Marek, in an interview Friday, said that it is LCAR's job to make sure proposed rule changes meet the law, which the proposed rule change did not.
Marek said it was not in LCAR's purview to decide whether statutes were adequate or appropriate.
"This rule would have expanded the universe of persons permitted to authorize involuntary medication," Marek said. "It would have extended the power of the commissioner beyond the statutory authority."
Marek said the Department of Mental Health argued that when Vermont's most acutely mentally ill patients were all in the State Hospital there was a full staff on call 24 hours a day.
Under the state's new decentralized system it is more likely that an emergency could crop up without the patient's doctor being immediately available.
Marek said it is likely the Legislature will take the issue up during the 2014 session, but he said it was not in LCAR's power to change the rule when it went against the law, as it is written.
"It is very important that these patients have the same rights they would have had in the state hospital," Marek said. "As a policy it might make perfect sense to broaden the prescriber's authority, but that is a policy decision and LCAR does not do that."
Jill Olson, vice president of policy and legislative affairs at the Vermont Association of Hospitals and Health Systems said the hospitals she represents, including the Retreat, were in favor of the rule change.
The proposed change would have aligned Vermont's rule with the federal Centers for Medicaid and Medicare standard, she said.
Olson said the two sides agreed that ultimately seclusion, restraint and involuntary emergency medication should only be used in an emergency when there is a threat of harm to either the patient or doctor.
"VAHHS supported the rule presented to LCAR by the Department of Mental Health," Olson said. "It was aligned with the current federal standards under which hospitals already operate.
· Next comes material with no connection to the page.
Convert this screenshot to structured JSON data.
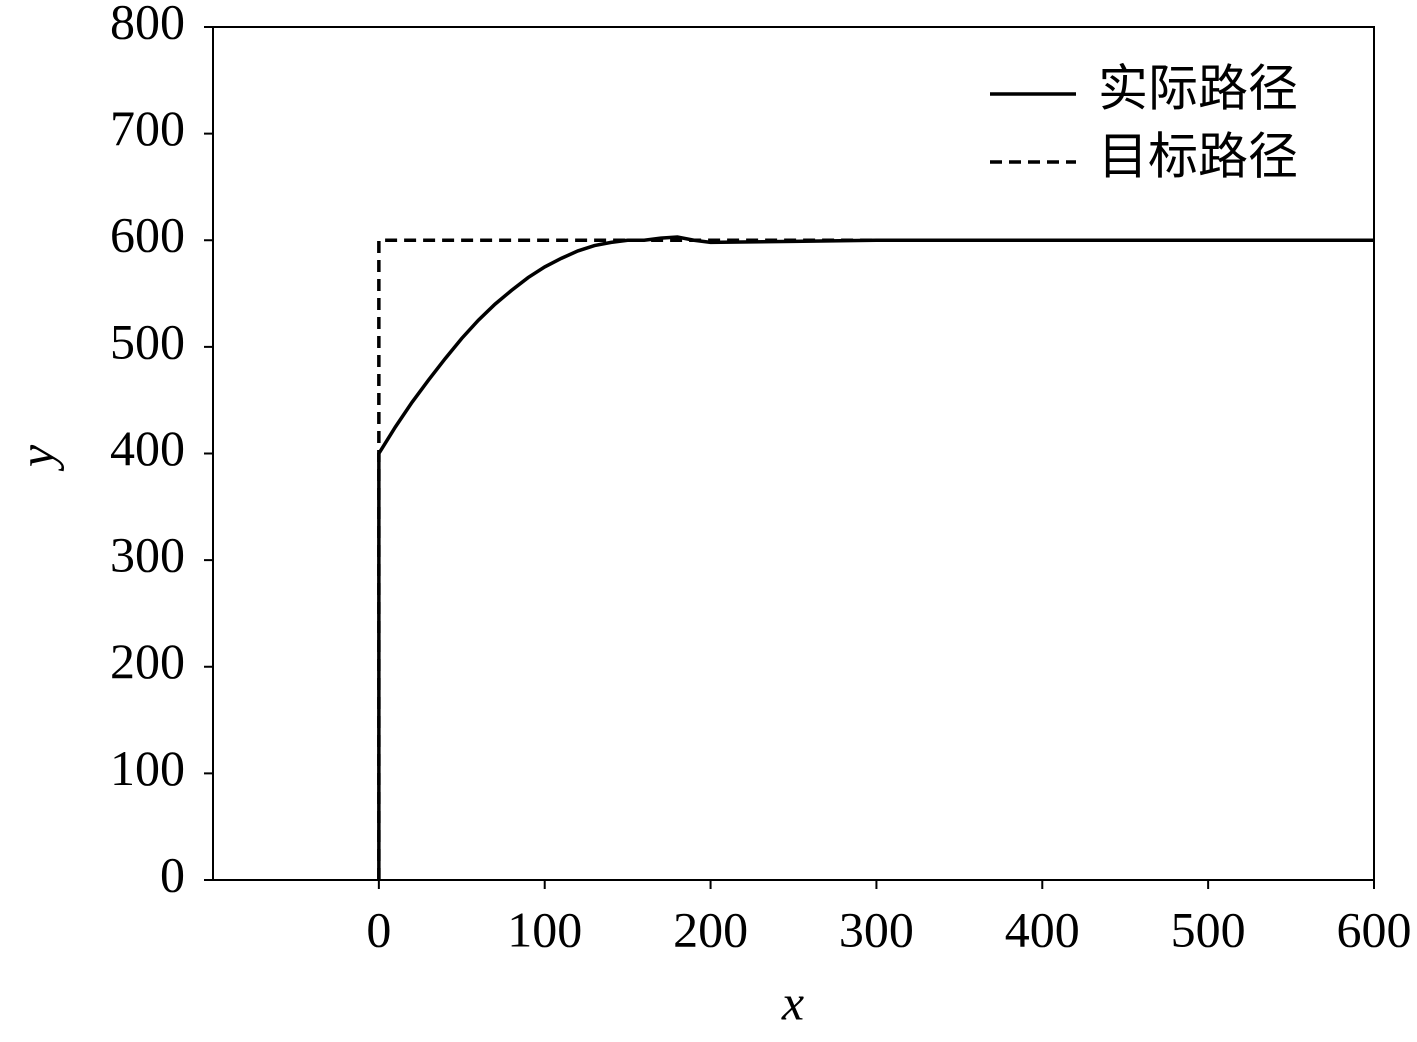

IN addition it would have created a constructive Vermont approach to reviewing the use of emergency involuntary procedures, bringing together clinicians and individuals with experience with mental illness."
Olson said the Department of Mental Health and those who were advocating for the change have not yet had a chance to talk about their next steps following Thursday's ruling.
"While LCAR's discussion naturally focused on the issues of disagreement, it's important to note that there were many provisions on which stakeholders achieved consensus," Olson said. "Most importantly, we all share the goal of reducing the use of emergency involuntary procedures and ensuring that their use is limited to when patients present an imminent risk of harming themselves or others."